His beer was already opened and cold when Dick took the first drink. "I'm underage."
"Don't tell your mother." The two of them watched the embers gliding up into the dark for a while.
"…Dad?" This was amazing, tonight with his parents was something he'd dreamed about since they'd been killed but Dick was getting the sense that it was almost over and their time was almost up. "Are you and Mom okay?"
"We're good and we're happy here sand you don't have to think anything different, this place is everything it's cracked up to be. We have friends and we can watch you Dick, and we're so damn proud of you—you've no idea; you're like the best parts of both of us put together and then you just kept getting better from there. We're going to keep looking out for you and I'll do what I can to sit on your mother. She worries about you, you know. She's afraid you'll get hurt so be careful for her sake, will you?"
He smiled because this was getting too heavy. "I'm always careful, Dad, you know that." God, he hadn't been able to call anyone 'Dad' in a decade.

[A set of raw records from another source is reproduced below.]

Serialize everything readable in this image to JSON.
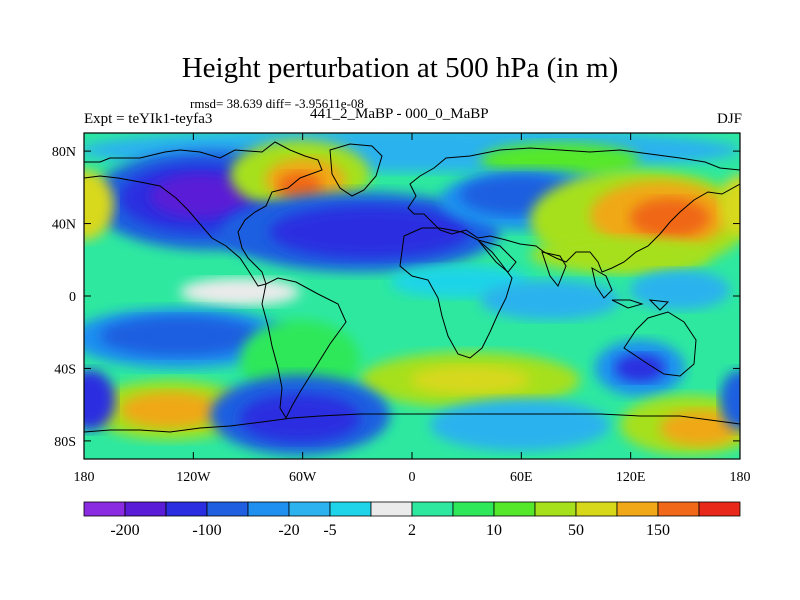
{
  "title": "Height perturbation at 500 hPa (in m)",
  "stats_line": "rmsd= 38.639 diff= -3.95611e-08",
  "experiment_label": "Expt = teYIk1-teyfa3",
  "subtitle": "441_2_MaBP - 000_0_MaBP",
  "season": "DJF",
  "chart_data": {
    "type": "heatmap",
    "title": "Height perturbation at 500 hPa (in m)",
    "x_ticks": [
      "180",
      "120W",
      "60W",
      "0",
      "60E",
      "120E",
      "180"
    ],
    "y_ticks": [
      "80N",
      "40N",
      "0",
      "40S",
      "80S"
    ],
    "xlim": [
      -180,
      180
    ],
    "ylim": [
      -90,
      90
    ],
    "colorbar": {
      "tick_labels": [
        "-200",
        "-100",
        "-20",
        "-5",
        "2",
        "10",
        "50",
        "150"
      ],
      "colors": [
        "#8a2be2",
        "#5a1cd6",
        "#2a2ee0",
        "#1f5fe0",
        "#1f8ff0",
        "#2cb2ee",
        "#1fd4e8",
        "#ebebeb",
        "#2ee8a0",
        "#2fe85a",
        "#55e82a",
        "#a6e01c",
        "#d8d81a",
        "#f0a819",
        "#f06818",
        "#e82818"
      ]
    },
    "field_description": "500 hPa geopotential height difference, DJF"
  }
}
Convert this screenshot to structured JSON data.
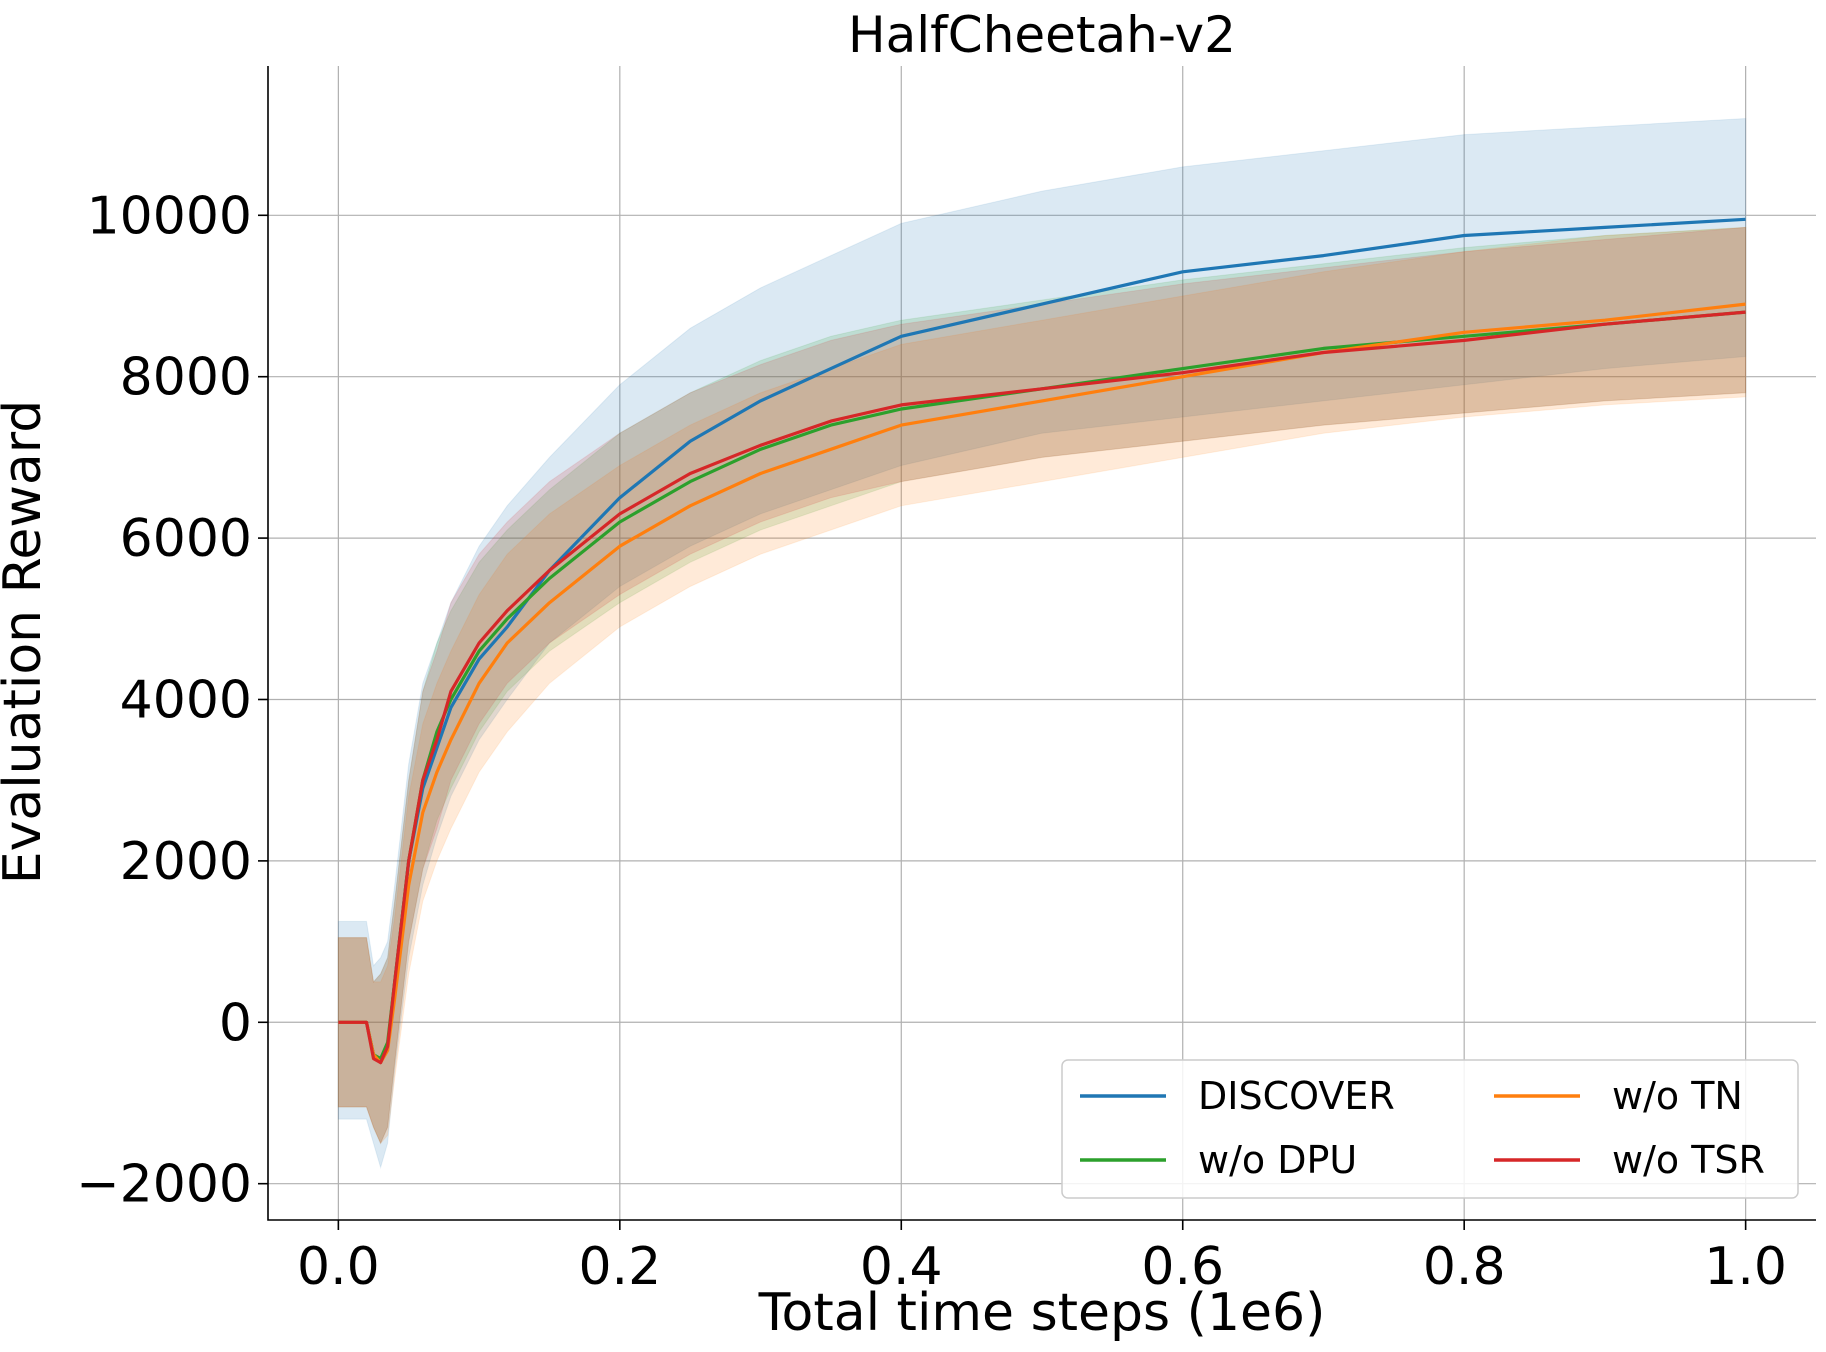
{
  "chart_data": {
    "type": "line",
    "title": "HalfCheetah-v2",
    "xlabel": "Total time steps (1e6)",
    "ylabel": "Evaluation Reward",
    "xlim": [
      -0.05,
      1.05
    ],
    "ylim": [
      -2450,
      11850
    ],
    "xticks": [
      0.0,
      0.2,
      0.4,
      0.6,
      0.8,
      1.0
    ],
    "xtick_labels": [
      "0.0",
      "0.2",
      "0.4",
      "0.6",
      "0.8",
      "1.0"
    ],
    "yticks": [
      -2000,
      0,
      2000,
      4000,
      6000,
      8000,
      10000
    ],
    "ytick_labels": [
      "−2000",
      "0",
      "2000",
      "4000",
      "6000",
      "8000",
      "10000"
    ],
    "grid": true,
    "legend": {
      "placement": "lower-right",
      "columns": 2
    },
    "x": [
      0.0,
      0.02,
      0.025,
      0.03,
      0.035,
      0.04,
      0.05,
      0.06,
      0.07,
      0.08,
      0.1,
      0.12,
      0.15,
      0.2,
      0.25,
      0.3,
      0.35,
      0.4,
      0.5,
      0.6,
      0.7,
      0.8,
      0.9,
      1.0
    ],
    "series": [
      {
        "name": "DISCOVER",
        "color": "#1f77b4",
        "values": [
          0,
          0,
          -400,
          -500,
          -300,
          500,
          2000,
          2900,
          3400,
          3900,
          4500,
          4900,
          5600,
          6500,
          7200,
          7700,
          8100,
          8500,
          8900,
          9300,
          9500,
          9750,
          9850,
          9950
        ],
        "band_lower": [
          -1200,
          -1200,
          -1500,
          -1800,
          -1500,
          -600,
          800,
          1700,
          2300,
          2800,
          3500,
          4000,
          4700,
          5400,
          5900,
          6300,
          6600,
          6900,
          7300,
          7500,
          7700,
          7900,
          8100,
          8250
        ],
        "band_upper": [
          1250,
          1250,
          700,
          800,
          1000,
          1700,
          3200,
          4200,
          4700,
          5200,
          5900,
          6400,
          7000,
          7900,
          8600,
          9100,
          9500,
          9900,
          10300,
          10600,
          10800,
          11000,
          11100,
          11200
        ]
      },
      {
        "name": "w/o DPU",
        "color": "#2ca02c",
        "values": [
          0,
          0,
          -400,
          -450,
          -250,
          500,
          2000,
          3000,
          3600,
          4000,
          4600,
          5000,
          5500,
          6200,
          6700,
          7100,
          7400,
          7600,
          7850,
          8100,
          8350,
          8500,
          8650,
          8800
        ],
        "band_lower": [
          -1050,
          -1050,
          -1300,
          -1500,
          -1300,
          -500,
          1000,
          1900,
          2500,
          2900,
          3600,
          4100,
          4600,
          5200,
          5700,
          6100,
          6400,
          6700,
          7000,
          7200,
          7400,
          7550,
          7700,
          7800
        ],
        "band_upper": [
          1050,
          1050,
          500,
          600,
          800,
          1500,
          3000,
          4100,
          4700,
          5100,
          5700,
          6100,
          6600,
          7300,
          7800,
          8200,
          8500,
          8700,
          8950,
          9200,
          9400,
          9600,
          9750,
          9850
        ]
      },
      {
        "name": "w/o TN",
        "color": "#ff7f0e",
        "values": [
          0,
          0,
          -400,
          -500,
          -350,
          300,
          1700,
          2600,
          3100,
          3500,
          4200,
          4700,
          5200,
          5900,
          6400,
          6800,
          7100,
          7400,
          7700,
          8000,
          8300,
          8550,
          8700,
          8900
        ],
        "band_lower": [
          -1050,
          -1050,
          -1300,
          -1500,
          -1400,
          -700,
          600,
          1500,
          2000,
          2400,
          3100,
          3600,
          4200,
          4900,
          5400,
          5800,
          6100,
          6400,
          6700,
          7000,
          7300,
          7500,
          7650,
          7750
        ],
        "band_upper": [
          1050,
          1050,
          500,
          500,
          700,
          1300,
          2800,
          3700,
          4200,
          4600,
          5300,
          5800,
          6300,
          6900,
          7400,
          7800,
          8100,
          8400,
          8700,
          9000,
          9300,
          9550,
          9750,
          9850
        ]
      },
      {
        "name": "w/o TSR",
        "color": "#d62728",
        "values": [
          0,
          0,
          -450,
          -500,
          -300,
          500,
          2000,
          3000,
          3500,
          4100,
          4700,
          5100,
          5600,
          6300,
          6800,
          7150,
          7450,
          7650,
          7850,
          8050,
          8300,
          8450,
          8650,
          8800
        ],
        "band_lower": [
          -1050,
          -1050,
          -1300,
          -1500,
          -1300,
          -500,
          1000,
          1900,
          2400,
          3000,
          3700,
          4200,
          4700,
          5300,
          5800,
          6200,
          6500,
          6700,
          7000,
          7200,
          7400,
          7550,
          7700,
          7800
        ],
        "band_upper": [
          1050,
          1050,
          500,
          600,
          800,
          1500,
          3000,
          4100,
          4600,
          5200,
          5800,
          6200,
          6700,
          7300,
          7800,
          8150,
          8450,
          8650,
          8900,
          9150,
          9350,
          9550,
          9700,
          9850
        ]
      }
    ]
  }
}
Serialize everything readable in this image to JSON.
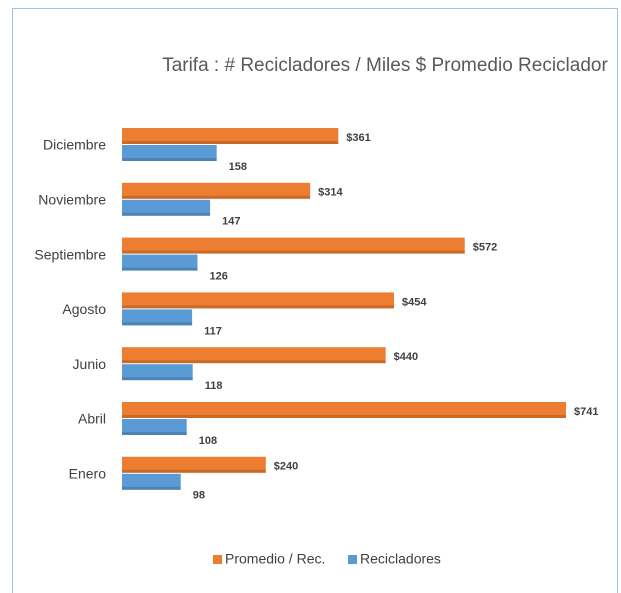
{
  "chart_data": {
    "type": "bar",
    "orientation": "horizontal",
    "title": "Tarifa : # Recicladores / Miles $ Promedio  Reciclador",
    "categories": [
      "Diciembre",
      "Noviembre",
      "Septiembre",
      "Agosto",
      "Junio",
      "Abril",
      "Enero"
    ],
    "series": [
      {
        "name": "Promedio / Rec.",
        "color": "#ed7d31",
        "values": [
          361,
          314,
          572,
          454,
          440,
          741,
          240
        ],
        "value_labels": [
          "$361",
          "$314",
          "$572",
          "$454",
          "$440",
          "$741",
          "$240"
        ]
      },
      {
        "name": "Recicladores",
        "color": "#5b9bd5",
        "values": [
          158,
          147,
          126,
          117,
          118,
          108,
          98
        ]
      }
    ],
    "legend": "bottom"
  }
}
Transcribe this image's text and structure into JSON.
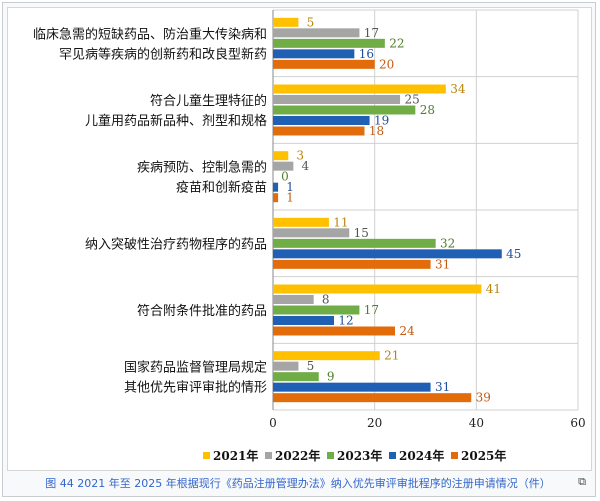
{
  "caption": "图 44 2021 年至 2025 年根据现行《药品注册管理办法》纳入优先审评审批程序的注册申请情况（件）",
  "chart_data": {
    "type": "bar",
    "orientation": "horizontal",
    "title": "",
    "xlabel": "",
    "ylabel": "",
    "xlim": [
      0,
      60
    ],
    "xticks": [
      0,
      20,
      40,
      60
    ],
    "grid": true,
    "legend_position": "bottom",
    "categories": [
      [
        "临床急需的短缺药品、防治重大传染病和",
        "罕见病等疾病的创新药和改良型新药"
      ],
      [
        "符合儿童生理特征的",
        "儿童用药品新品种、剂型和规格"
      ],
      [
        "疾病预防、控制急需的",
        "疫苗和创新疫苗"
      ],
      [
        "纳入突破性治疗药物程序的药品"
      ],
      [
        "符合附条件批准的药品"
      ],
      [
        "国家药品监督管理局规定",
        "其他优先审评审批的情形"
      ]
    ],
    "series": [
      {
        "name": "2021年",
        "color": "#ffc000",
        "values": [
          5,
          34,
          3,
          11,
          41,
          21
        ]
      },
      {
        "name": "2022年",
        "color": "#a5a5a5",
        "values": [
          17,
          25,
          4,
          15,
          8,
          5
        ]
      },
      {
        "name": "2023年",
        "color": "#70ad47",
        "values": [
          22,
          28,
          0,
          32,
          17,
          9
        ]
      },
      {
        "name": "2024年",
        "color": "#1f5fb4",
        "values": [
          16,
          19,
          1,
          45,
          12,
          31
        ]
      },
      {
        "name": "2025年",
        "color": "#e36c0a",
        "values": [
          20,
          18,
          1,
          31,
          24,
          39
        ]
      }
    ]
  },
  "colors": {
    "label_2021": "#b8860b",
    "label_2022": "#555555",
    "label_2023": "#4e7d2c",
    "label_2024": "#1f4f9a",
    "label_2025": "#c55a11"
  },
  "icons": {
    "expand": "expand-icon"
  }
}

"See that you are, especially with that damn motorcycle of yours. That scares the hell out of me when I see the things you do. You're not immortal, you can break and we don't want to see you back here any time soon, you understand me? I mean that, Dick—I expect you to get another seventy years or so back there." The two of them finished their beers and got up as Mary was coming out of the house.
"We'll be watching out for you, sweetheart, you know that but you be careful anyway, do you hear me? I want to see our grandchildren, lots and lots of grandchildren." She hugged him and kissed his cheek, like she did when he was little, but now she was reaching up to do so and he felt his father's arms going around his shoulders as the dream faded out.
"How is he, Alfred?"
Where on earth did the smell of beer come from? "Just waking up, sir. I believe the sedation is finally wearing off so it will be a bit before he's really with us." Alfred adjusted the bedding and carefully rearranged the pillows under Dick's head. "Dr. Thompkins said to expect him to be groggy for a while but that with the required physical therapy, in time he should make a full recovery."
"Good." Bruce nodded. "In that case I'll go out and see if he's more awake when I finish patrol. He's not to get out of that bed until Leslie approves it, tie him down if you have to. And if he asks, I meant every word about Robin retiring." Alfred sighed as the master left for the evening, knowing how hard this would be on them all. And in the end what would this accomplish other than anger and hurt?
An hour later Alfred was changing Dick's dressing only to find him fully awake but quiet and seemingly with his mind a million miles away—understandable under the circumstances, of course. "Is there something I can get you, Master Dick?"
He shook his head. "I've been thinking while I was lying here and I've made some decisions, Alf, but I want you to know I'd never cut you off. No matter what happens between me and Bruce, it doesn't involve you, okay?"
Alfred straightened up, understanding what the young master was telling him; he was going as soon as possible and he would be gone a long time. "Nor I you, sir. You've my word on that."
"You don't have to worry about me, Alf. I'll be okay."
"I've always known that about you, Master Dick, but you'll understand if I continue to worry very much, very much indeed. One does with family, you know."